Interracial marriage was banned in nearly a third of all states up until 50 years ago.
That changed overnight following the Supreme Court's June 1967 ruling in Loving v. Virginia, a landmark case concerning an interracial married couple living in Virginia, one of the many mostly southern states that still enforced anti-miscegenation laws. (Virginia, it turns out, hasn't always been for lovers.)
In its unanimous decision, the Court -- led by Chief Justice Earl Warren, a former California governor -- ruled that anti-miscegenation laws violated the Constitution's Equal Protection Clause. The court ruled along similar lines in 2015, when it moved to legalize same-sex marriage nationwide.
The plaintiffs
In 1958, Virginia residents Mildred Jeter, a black woman, and Richard Loving, a white man, crossed into Washington, D.C. to get legally married . Soon after returning to Virginia, police raided their home in the middle of the night, arresting the couple on felony charges for breaking the state’s anti-miscegenation law, known as the Racial Integrity Act.

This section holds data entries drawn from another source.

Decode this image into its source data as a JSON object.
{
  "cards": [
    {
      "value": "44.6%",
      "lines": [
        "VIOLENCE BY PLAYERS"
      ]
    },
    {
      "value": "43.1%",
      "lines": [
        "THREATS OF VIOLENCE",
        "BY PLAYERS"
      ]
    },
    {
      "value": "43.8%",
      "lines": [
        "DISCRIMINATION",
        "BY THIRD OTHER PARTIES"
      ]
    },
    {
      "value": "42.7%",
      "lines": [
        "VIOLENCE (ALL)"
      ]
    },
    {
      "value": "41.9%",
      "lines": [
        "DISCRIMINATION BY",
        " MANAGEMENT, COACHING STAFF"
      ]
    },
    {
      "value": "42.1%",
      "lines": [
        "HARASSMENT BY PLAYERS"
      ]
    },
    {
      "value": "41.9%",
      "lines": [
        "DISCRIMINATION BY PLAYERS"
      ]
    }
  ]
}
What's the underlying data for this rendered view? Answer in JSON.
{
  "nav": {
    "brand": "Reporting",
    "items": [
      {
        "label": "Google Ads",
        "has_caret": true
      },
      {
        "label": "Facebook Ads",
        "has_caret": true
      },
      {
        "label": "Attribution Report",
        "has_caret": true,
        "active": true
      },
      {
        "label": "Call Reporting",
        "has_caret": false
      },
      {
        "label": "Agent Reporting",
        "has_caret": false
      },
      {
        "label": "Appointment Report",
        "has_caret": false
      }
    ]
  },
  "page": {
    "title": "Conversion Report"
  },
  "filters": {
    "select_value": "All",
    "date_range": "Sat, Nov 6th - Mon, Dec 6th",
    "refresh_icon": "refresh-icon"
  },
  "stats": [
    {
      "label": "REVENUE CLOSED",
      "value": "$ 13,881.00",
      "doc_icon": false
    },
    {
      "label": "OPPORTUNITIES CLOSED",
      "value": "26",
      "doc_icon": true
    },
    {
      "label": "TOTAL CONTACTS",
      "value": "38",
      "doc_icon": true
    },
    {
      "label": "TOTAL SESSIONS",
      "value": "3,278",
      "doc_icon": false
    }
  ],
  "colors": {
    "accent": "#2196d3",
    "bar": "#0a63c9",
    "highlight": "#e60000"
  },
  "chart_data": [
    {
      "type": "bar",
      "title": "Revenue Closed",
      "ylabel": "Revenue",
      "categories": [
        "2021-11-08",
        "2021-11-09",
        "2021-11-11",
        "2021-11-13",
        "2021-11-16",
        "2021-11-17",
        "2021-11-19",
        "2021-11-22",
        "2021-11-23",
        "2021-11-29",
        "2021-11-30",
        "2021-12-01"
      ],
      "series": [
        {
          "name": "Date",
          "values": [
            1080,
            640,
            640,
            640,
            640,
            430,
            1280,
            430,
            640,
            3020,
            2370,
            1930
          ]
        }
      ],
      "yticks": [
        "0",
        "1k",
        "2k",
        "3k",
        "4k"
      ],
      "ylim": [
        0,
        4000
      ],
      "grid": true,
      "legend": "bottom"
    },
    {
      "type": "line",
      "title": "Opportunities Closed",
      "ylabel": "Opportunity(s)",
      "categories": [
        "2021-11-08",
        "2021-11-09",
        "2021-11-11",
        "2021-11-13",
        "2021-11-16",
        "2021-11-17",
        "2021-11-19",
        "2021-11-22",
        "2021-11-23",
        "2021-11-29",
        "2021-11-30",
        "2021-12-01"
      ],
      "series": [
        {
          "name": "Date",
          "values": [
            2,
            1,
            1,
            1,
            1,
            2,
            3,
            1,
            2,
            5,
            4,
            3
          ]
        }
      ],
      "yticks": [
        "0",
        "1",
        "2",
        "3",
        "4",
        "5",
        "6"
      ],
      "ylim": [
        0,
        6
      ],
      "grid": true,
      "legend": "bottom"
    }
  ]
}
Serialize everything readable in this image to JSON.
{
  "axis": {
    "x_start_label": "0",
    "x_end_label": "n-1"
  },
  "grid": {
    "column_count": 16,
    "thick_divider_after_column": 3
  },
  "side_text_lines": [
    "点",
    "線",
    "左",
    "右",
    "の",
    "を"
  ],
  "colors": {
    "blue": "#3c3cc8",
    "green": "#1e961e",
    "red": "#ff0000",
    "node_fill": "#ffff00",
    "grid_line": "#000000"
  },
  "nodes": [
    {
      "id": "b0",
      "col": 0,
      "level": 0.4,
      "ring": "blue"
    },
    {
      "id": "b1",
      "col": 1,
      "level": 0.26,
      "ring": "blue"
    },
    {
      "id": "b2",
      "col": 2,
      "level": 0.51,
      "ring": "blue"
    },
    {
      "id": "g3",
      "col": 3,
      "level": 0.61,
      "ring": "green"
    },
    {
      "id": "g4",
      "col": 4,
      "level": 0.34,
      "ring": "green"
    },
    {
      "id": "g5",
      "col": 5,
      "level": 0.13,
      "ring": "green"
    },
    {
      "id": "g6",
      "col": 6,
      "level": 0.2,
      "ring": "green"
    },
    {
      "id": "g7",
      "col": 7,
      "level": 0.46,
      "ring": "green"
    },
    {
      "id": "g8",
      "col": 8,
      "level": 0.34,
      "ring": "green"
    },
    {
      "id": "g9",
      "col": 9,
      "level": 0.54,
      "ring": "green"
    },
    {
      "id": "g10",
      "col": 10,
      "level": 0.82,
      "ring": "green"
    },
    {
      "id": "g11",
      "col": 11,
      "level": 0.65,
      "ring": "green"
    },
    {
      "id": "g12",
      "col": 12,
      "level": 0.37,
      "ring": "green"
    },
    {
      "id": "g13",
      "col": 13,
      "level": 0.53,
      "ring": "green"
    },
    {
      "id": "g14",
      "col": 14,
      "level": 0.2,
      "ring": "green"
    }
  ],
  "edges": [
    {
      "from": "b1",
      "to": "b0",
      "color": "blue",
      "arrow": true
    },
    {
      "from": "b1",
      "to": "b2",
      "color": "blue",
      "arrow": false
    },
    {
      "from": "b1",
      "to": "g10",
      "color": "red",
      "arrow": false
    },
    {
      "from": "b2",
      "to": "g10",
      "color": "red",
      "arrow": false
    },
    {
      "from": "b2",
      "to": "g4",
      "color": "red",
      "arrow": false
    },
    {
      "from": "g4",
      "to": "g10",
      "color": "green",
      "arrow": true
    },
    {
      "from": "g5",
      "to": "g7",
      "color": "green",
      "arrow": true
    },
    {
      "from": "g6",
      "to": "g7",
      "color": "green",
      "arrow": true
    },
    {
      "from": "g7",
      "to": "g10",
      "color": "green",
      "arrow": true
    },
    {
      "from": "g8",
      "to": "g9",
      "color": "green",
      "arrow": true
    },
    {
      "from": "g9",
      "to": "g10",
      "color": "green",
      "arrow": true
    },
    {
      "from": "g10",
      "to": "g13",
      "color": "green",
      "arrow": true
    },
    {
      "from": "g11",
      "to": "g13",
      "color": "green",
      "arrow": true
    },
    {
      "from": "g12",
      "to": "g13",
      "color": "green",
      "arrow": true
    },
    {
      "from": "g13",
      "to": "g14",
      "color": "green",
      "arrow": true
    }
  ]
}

The two pleaded guilty in state court in January 1959 and were sentenced to a year in prison unless they agreed to leave the state for 25 years. In explaining his verdict, trial judge Leon Bazile wrote:
Almighty God created the races white, black, yellow, malay and red, and he placed them on separate continents. And but for the interference with his arrangement there would be no cause for such marriages. The fact that he separated the races shows that he did not intend for the races to mix.
The Loving's moved to Washington, D.C., where their marriage was legally recognized. A bricklayer and homemaker, the couple had little intention of becoming activists, but wanted the option of returning to Virginia.